Missing Lodgement Deadlines or Ignoring ATO Notices
What it is: Consistently lodging your tax returns late or not lodging at all, as well as ignoring letters or reminders from the ATO. Small business owners and self-employed folks often put tax tasks on the back burner, but this behaviour raises flags.
Why the ATO cares: Late or unlodged returns suggest you might be hiding something. The ATO tracks who hasn’t lodged by the due date and follows up. There are penalties for late lodgement and, in extreme cases, non-lodgement can lead to prosecution.
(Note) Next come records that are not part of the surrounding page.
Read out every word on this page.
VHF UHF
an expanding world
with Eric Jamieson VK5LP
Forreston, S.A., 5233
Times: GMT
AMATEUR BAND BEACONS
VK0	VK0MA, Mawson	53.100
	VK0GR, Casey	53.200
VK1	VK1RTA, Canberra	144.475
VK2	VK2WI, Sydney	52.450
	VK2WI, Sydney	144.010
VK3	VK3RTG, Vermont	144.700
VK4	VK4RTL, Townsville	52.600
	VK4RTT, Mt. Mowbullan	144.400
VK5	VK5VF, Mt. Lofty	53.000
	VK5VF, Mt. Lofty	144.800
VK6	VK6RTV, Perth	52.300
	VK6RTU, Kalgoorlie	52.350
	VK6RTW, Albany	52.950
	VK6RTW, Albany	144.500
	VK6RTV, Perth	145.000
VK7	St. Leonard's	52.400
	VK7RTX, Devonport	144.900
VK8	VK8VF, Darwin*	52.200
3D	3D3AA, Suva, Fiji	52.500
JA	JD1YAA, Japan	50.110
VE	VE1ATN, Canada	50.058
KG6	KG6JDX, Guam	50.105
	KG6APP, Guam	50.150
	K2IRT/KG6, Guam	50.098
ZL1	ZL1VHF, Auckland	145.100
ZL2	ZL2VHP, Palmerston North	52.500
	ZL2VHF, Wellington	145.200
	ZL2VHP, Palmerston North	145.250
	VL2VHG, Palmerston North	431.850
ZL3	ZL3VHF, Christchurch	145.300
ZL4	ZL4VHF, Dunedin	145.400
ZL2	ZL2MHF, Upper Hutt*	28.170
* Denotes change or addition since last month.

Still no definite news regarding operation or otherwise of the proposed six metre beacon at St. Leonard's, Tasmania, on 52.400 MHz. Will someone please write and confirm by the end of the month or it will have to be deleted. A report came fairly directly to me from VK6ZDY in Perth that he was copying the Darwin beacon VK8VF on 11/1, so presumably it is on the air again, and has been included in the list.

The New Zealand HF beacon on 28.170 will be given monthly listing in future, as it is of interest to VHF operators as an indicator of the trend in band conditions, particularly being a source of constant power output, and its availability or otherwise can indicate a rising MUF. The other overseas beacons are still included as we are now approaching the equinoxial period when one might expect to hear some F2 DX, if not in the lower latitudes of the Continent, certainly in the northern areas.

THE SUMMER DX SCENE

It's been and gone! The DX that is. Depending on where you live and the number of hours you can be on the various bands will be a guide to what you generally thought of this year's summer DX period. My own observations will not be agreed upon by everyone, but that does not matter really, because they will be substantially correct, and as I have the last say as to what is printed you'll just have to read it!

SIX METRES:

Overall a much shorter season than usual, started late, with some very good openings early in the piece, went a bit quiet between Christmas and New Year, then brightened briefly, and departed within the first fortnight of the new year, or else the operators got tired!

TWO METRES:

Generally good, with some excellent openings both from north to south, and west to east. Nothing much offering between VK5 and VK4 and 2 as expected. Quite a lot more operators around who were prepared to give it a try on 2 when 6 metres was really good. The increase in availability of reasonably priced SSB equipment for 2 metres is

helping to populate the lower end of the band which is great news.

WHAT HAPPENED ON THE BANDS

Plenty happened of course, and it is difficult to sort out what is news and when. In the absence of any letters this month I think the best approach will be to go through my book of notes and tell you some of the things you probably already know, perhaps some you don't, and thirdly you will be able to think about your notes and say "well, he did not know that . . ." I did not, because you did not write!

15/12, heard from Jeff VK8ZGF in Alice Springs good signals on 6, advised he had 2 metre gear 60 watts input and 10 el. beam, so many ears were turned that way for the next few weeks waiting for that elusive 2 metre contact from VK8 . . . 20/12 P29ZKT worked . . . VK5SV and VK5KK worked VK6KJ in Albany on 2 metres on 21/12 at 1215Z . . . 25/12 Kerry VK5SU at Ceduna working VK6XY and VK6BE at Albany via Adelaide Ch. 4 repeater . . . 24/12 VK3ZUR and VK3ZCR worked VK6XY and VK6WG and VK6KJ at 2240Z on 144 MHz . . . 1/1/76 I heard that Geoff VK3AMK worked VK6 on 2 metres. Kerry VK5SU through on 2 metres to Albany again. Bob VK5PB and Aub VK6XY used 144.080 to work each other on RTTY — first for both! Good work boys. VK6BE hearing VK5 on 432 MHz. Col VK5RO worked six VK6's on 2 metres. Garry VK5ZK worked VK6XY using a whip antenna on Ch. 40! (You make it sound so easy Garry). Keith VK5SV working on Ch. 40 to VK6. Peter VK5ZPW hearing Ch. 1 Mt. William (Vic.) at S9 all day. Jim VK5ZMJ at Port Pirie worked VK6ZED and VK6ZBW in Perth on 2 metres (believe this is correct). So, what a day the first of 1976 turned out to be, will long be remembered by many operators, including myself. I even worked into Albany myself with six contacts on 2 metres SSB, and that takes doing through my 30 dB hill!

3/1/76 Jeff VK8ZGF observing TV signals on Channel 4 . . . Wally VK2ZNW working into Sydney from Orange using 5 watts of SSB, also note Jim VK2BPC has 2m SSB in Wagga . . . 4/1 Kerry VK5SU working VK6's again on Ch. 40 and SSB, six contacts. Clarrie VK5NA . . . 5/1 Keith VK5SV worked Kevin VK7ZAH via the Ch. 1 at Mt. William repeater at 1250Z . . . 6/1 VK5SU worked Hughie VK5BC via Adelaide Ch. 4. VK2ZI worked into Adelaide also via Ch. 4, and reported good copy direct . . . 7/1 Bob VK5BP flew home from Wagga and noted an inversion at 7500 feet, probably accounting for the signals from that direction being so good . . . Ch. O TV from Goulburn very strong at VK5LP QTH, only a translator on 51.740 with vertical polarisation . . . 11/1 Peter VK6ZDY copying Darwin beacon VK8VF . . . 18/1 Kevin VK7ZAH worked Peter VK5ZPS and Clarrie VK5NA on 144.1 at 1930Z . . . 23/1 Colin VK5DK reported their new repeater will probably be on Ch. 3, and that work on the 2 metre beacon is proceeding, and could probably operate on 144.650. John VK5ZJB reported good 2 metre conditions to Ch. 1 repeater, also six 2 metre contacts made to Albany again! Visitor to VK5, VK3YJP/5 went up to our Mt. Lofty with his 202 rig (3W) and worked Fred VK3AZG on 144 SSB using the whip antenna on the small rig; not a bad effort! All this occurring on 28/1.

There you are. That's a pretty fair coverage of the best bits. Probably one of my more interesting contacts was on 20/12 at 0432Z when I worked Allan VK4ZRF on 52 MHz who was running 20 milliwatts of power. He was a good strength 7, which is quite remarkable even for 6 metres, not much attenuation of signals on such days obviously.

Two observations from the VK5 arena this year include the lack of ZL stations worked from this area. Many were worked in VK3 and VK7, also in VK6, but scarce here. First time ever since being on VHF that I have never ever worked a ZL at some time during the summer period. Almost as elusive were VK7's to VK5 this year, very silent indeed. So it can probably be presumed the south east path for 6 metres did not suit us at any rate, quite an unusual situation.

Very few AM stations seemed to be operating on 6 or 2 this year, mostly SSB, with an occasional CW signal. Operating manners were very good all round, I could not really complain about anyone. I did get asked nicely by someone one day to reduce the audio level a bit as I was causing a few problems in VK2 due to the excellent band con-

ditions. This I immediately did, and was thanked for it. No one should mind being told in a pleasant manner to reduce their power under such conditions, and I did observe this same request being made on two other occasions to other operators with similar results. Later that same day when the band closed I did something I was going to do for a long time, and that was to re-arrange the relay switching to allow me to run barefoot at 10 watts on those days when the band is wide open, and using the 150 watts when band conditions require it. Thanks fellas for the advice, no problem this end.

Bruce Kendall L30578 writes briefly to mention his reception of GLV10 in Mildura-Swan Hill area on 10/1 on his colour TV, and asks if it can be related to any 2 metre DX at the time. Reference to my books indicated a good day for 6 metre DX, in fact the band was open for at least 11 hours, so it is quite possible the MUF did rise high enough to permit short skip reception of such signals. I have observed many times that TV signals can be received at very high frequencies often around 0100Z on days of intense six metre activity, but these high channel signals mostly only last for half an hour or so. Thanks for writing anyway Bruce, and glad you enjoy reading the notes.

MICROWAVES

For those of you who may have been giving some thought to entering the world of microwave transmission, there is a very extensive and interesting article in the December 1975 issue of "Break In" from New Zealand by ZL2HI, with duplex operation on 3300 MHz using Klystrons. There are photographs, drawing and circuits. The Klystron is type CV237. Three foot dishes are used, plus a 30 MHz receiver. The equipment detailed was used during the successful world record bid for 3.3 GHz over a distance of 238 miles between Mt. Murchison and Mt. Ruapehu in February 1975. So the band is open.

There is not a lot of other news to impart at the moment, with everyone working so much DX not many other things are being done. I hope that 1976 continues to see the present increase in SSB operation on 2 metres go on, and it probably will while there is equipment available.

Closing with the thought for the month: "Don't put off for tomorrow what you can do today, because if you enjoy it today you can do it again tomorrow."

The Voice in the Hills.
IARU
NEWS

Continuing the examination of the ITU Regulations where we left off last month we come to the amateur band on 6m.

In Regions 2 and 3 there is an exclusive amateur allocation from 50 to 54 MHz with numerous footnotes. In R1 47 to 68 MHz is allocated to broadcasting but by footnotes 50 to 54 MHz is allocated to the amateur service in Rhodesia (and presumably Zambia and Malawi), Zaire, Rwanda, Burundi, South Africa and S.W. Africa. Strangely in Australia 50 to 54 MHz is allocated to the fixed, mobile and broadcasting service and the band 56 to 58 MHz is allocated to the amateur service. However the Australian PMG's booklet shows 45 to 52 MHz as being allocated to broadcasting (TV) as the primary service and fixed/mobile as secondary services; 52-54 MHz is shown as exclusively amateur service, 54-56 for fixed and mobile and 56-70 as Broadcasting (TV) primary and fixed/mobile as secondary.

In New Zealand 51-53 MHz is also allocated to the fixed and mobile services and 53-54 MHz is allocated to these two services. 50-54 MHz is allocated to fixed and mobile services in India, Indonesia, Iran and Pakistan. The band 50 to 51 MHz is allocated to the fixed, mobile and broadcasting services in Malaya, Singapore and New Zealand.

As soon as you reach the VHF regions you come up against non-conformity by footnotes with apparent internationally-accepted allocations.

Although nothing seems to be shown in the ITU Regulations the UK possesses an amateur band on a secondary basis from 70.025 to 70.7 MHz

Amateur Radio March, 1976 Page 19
How to avoid it: Always lodge your tax return on time. Mark the deadline in your calendar. If you’re struggling, use a registered tax agent. Communicate with the ATO if something is amiss. Keeping up with your obligations shows diligence and reduces your audit risk.
Conclusion
Navigating tax time as a self-employed person or young professional doesn’t have to be stressful. By steering clear of these five red flags – dodgy deductions, undeclared income, rental property mistakes, poor records, and missed deadlines – you can confidently submit your return without attracting unwanted attention. The ATO rewards honesty and good record-keeping, so play by the rules, keep your receipts, and don’t be afraid to get professional help if you need it. Staying compliant means peace of mind – and maybe even a decent refund.
Any advice is general in nature only and has been prepared without considering your needs, objectives or financial situation. Before acting on it, you should consider its appropriateness for you, having regard to those factors. Before making any decision about whether to acquire a financial product, you should obtain the Product Disclosure Statement.